Class, Ringen seems to be implying, is rather like sex: it is to some extent in the eyes of the beholder, and in the British case, takes place at least as much inside the head as outside. This book is written in full agreement with those views, and seeks to open up those minds closed to class of which Stein Ringen complains.
As such, it can be read in a variety of ways, and by a variety of audiences. At one level, it is an interim report from the historiographical battle front: an account of what historians have been thinking (or increasingly not thinking) about class during a twenty-year period which has seen the collapse of Communism as a system of would-be world dominion and Marxism as a system of would-be world explanation and, more domestically, the rise and fall of Thatcherism, the lingering aftermath of John Major, and the more bracing advent of New Labour. Writing against, and responding to, this changing national and international background, many scholars have concluded that class doesn't matter any more: which seems, to put it mildly, rather odd. It is not a conclusion which I (or most Britons) share. At another level, this book attempts to provide an account of the different senses of social identity, as they have evolved, competed and changed in the greater British world across the last three centuries, identities for which the word class is both the best but also the most misleading shorthand term. As such, it is an attempt to write genuinely British history (though I am well aware how far it falls short of that objective), and to produce a new master narrative of class, built not around one (Marxist) identity, but around multiple identities. Finally, it is written to provide an historical perspective on the contemporary debate about the meaning and importance of class in Britain, and to offer some suggestions as to what would have to be done to achieve a classless society, assuming and this is a very large and debateable assumption that such a society is either possible or desirable.

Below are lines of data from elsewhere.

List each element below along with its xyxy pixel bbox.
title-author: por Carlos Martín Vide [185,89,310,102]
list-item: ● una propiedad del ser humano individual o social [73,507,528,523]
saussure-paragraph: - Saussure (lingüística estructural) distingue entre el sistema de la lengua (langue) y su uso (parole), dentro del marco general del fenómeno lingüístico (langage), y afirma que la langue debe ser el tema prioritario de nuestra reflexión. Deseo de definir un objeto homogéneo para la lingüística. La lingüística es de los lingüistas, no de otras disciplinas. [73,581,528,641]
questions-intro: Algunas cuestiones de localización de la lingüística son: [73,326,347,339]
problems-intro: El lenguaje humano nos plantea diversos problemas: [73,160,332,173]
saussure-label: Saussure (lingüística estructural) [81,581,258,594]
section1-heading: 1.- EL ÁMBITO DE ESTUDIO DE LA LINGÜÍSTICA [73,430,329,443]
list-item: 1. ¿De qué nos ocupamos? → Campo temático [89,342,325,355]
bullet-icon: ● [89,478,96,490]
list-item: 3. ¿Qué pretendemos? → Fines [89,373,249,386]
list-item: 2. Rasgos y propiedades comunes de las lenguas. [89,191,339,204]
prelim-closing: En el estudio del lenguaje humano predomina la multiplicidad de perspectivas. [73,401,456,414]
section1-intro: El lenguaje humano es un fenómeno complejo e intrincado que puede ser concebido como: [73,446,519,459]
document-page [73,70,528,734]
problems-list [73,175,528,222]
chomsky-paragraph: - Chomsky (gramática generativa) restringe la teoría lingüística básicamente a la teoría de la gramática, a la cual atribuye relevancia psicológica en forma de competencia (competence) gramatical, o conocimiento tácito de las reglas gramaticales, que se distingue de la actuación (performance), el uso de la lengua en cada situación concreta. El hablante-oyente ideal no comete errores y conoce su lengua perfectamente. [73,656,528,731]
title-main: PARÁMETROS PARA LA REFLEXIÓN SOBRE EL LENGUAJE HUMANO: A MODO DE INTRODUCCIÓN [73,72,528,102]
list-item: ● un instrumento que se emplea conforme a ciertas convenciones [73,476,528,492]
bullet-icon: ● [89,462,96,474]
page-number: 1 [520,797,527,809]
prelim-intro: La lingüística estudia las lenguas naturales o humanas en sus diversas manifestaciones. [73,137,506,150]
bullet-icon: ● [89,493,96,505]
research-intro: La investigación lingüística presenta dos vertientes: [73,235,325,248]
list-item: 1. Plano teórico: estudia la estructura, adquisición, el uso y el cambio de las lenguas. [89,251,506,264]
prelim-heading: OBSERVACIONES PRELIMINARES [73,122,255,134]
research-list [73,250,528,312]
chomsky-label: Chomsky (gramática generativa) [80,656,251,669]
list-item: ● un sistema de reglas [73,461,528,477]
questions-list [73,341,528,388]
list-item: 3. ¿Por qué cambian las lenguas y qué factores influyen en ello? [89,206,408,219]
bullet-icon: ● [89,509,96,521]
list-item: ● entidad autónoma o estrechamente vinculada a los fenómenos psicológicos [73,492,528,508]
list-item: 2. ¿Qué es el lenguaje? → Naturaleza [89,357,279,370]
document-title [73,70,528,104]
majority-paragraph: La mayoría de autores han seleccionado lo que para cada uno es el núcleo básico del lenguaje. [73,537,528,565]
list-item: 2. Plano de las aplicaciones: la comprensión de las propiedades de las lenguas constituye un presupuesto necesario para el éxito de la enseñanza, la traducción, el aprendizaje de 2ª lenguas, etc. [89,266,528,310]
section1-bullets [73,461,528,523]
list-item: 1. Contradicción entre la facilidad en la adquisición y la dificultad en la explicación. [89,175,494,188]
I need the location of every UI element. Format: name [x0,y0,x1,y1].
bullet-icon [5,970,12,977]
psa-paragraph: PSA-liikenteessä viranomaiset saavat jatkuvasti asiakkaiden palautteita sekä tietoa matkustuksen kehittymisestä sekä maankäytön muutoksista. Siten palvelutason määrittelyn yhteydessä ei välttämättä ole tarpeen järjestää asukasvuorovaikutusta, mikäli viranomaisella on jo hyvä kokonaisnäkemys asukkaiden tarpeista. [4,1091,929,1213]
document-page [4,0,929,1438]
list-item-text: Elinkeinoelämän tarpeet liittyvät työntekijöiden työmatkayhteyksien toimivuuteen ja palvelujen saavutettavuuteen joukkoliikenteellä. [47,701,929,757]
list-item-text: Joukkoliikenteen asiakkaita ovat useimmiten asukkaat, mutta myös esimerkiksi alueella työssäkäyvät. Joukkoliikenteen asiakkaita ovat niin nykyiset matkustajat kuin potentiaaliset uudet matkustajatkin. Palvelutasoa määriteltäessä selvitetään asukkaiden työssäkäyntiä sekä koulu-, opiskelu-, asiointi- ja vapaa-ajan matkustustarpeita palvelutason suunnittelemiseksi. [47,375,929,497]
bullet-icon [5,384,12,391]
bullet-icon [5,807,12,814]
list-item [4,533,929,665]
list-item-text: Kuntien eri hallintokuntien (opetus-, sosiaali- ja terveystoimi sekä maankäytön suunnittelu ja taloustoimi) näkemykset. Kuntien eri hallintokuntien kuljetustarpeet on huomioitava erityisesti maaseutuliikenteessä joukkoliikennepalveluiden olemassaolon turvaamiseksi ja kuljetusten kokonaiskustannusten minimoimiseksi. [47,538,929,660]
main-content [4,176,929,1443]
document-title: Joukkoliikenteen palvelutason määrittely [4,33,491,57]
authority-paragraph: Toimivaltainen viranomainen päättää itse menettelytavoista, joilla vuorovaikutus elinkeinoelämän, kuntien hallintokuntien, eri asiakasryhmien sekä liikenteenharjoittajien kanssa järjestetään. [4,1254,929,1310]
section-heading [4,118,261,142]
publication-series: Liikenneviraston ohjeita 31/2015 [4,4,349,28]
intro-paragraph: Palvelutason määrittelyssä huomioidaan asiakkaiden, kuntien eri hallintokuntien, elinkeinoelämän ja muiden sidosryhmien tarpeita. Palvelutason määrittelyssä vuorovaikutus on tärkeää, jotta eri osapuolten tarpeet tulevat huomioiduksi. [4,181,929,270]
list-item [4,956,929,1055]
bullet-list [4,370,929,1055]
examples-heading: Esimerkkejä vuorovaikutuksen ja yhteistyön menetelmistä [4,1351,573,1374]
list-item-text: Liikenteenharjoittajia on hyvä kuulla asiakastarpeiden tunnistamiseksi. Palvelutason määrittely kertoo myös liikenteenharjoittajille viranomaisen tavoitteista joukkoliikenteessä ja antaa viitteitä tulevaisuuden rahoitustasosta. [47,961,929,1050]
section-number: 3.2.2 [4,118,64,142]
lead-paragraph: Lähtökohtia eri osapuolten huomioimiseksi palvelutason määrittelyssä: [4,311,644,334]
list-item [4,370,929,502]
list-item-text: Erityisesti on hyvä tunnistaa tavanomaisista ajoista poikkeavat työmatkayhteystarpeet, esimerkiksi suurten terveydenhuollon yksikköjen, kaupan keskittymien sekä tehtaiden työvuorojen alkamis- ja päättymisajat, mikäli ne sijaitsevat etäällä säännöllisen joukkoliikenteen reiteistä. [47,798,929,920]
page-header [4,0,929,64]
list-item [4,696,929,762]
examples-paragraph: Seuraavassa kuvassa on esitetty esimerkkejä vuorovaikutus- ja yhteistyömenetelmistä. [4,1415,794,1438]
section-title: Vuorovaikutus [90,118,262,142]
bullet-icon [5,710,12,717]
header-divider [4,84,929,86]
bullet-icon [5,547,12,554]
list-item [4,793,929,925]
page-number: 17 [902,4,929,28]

This book breaks new ground in that it tries to sketch out a history of class as the history of changing (and unchanging) ways of looking at society, rather than as the more familiar history of changes (or lack of change) in society itself. It is concerned with economic history in that it recognises there have been many developments in what Marx would have called the mode of production: but it is mainly interested in assessing their impact on the ways society has been seen rather than their impact on society itself. It is concerned with social history, not as the old grand narratives of class formation, class consciousness and class conflict, narratives around which the law of diminishing returns long ago seems to have set in, but rather as the history of the varied and varying ways that Britons envisaged and described their social worlds. And it is concerned with political history, not as an account of ministerial manoeuvring and government administration, but as a study of the visions of society entertained by British politicians, and of the ways in which they have conceived their task to be that of imposing their visions of the people on the people. In short, this book hopes to offer a history of class primarily as a cultural history of the ways in which Britons observe and understand, think about and discuss, the unequal society to which they belong. It is not yet another book about toffs and nobs, social climbers, or working-class heroes.
When Jilly Cooper published her account of Class in 1979 (of which more later), she admitted herself very aware of the inadequacies of what she had written. The subject, she went on, is so vast and so complex that I have only touched on a few aspects which seemed important to me.